Daddy's Christmas Angel

Saturday, October 31, 2015

Brain Fitness and Nutrition

How important is your diet when it comes to brain health? According to a great deal of research, it means a lot.

As I read about so many diets and plans, the thing that stands out most to me is that certain foods are almost always there. One of those is broccoli. I see it over and over as almost a miracle vegetable. In the article, "Eat Your Way to Brain Health", Amy Paturel cites a study from Martha Clare Morris, professor of nutritional epidemiology at Rush University, "people who ate one to two servings of green leafy vegetables a day were cognitively 11 years younger than those who ate fewer greens." (Leafy greens include broccoli, spinach, and kale, according to this article.)

Crab Cake Dinner ©Mary Montague Sikes
The MIND (Mediterranean-DASH Intervention for Neurodegenerative Delay) diet "emphasizes fish, vegetables, nuts, whole grains, beans, and a daily glass of wine." It also stresses berries and leafy greens. This diet claims to cut the risk of Alzheimer's by as much as a whopping 53%.

Over and over, I read about the benefits of eating blueberries to achieve "the best cognitive perks". Other important items to improve brain health are olive oil, avocados,tomatoes, walnuts, grapes, coffee, and dark chocolate. Writers especially appreciate the addition of dark chocolate to their brain fitness diets.

I hope that crab cakes fit under the fish category to provide a boost in brain health. Every night, I try to have a green leafy salad with arugula, tomatoes, and avocados as part of our dinner.

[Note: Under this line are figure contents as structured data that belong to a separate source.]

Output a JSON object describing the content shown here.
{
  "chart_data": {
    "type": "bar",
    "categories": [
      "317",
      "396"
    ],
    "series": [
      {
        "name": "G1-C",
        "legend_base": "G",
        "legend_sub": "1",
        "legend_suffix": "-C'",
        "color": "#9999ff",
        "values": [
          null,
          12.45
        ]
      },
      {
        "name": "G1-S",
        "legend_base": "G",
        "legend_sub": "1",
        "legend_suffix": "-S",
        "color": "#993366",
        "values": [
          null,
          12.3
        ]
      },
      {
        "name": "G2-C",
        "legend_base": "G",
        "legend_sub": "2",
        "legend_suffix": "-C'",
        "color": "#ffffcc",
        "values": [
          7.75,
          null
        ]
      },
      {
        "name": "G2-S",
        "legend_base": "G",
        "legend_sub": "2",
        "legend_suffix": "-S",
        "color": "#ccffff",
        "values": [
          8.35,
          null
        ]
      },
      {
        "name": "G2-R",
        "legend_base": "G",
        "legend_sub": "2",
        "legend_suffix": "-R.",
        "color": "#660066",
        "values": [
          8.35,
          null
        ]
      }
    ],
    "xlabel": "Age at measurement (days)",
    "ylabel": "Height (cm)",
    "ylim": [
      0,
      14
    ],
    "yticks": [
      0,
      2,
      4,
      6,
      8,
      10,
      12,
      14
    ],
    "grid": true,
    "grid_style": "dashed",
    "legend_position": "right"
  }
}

Here is a broccoli salad recipe I often use. Perhaps the addition of blueberries would make it even more brain healthy. The bacon might need to be deleted, but perhaps we can have one vice.

Broccoli Salad

Broccoli Florets
6 to 8 slices of bacon crumbled
½ cup chopped yellow onion
1 package of craisins-5 oz. size
8 ounces cheese, cheddar or whatever, cut into very small pieces
1 cup Hellmann's mayonnaise (or whatever amount seems good)
Cherry tomatoes halved or grape tomatoes
Seasoned salt and pepper to taste

Cut up broccoli to manageable size pieces. Place in large bowl. Add bacon, onion, craisins, and cheese. Mix. Add tomatoes and mayonnaise. Add seasonings and toss gently. Place in serving bowl and garnish with tomato halves and arugula. 

Do you have a brain fitness plan?


Hilary Melton-Butcher said...

Hi Monti - I eat a lot of salads and veg ... having a salad every lunch time and then something with veg in the evening. I love spinach - for some reason I've gone off broccoli - I think because it's the vegetable given when one is eating out. We used to have fresh veg while I was growing up and purple sprouting broccoli was delicious .. freshly picked from the plant.

I do look after my brain - but could do more! Crab cakes look and sound wonderful .. cheers Hilary

Alex J. Cavanaugh said...

Not a plan, but that's a lot of what I eat already. People don't realize how much effect food has on us, negative and positive.

Mary Montague Sikes said...

Hilary, sounds like you are doing the perfect diet. I love crab cakes and often judge a restaurant by them. However, they probably are not good brain food except for the salad that often comes with them.

Alex, diet is definitely important. Some foods make me feel sluggish, so I stay away from them!

Birgit said...

I am hypoglycemic so I know food does huge service or disservice depending on what you eat. Do I cheat? Unfortunately, yes because I have a strong sweet tooth inherited from my dad but I try to cheat little-chocolate is my vice which I flunked on Friday and Yesterday because of Halloween. I bought the chocolate Friday night and had some. Other than cheating once in a while I actually eat a lot of fish, I have broccoli at least 3 times or more per week and love berries and fruit! I eat nuts. I love sea food so crab cakes is always good.

Mary Montague Sikes said...

Birgit, it sounds like you have a great healthy diet. Dark chocolate is good for you! Thanks for visiting.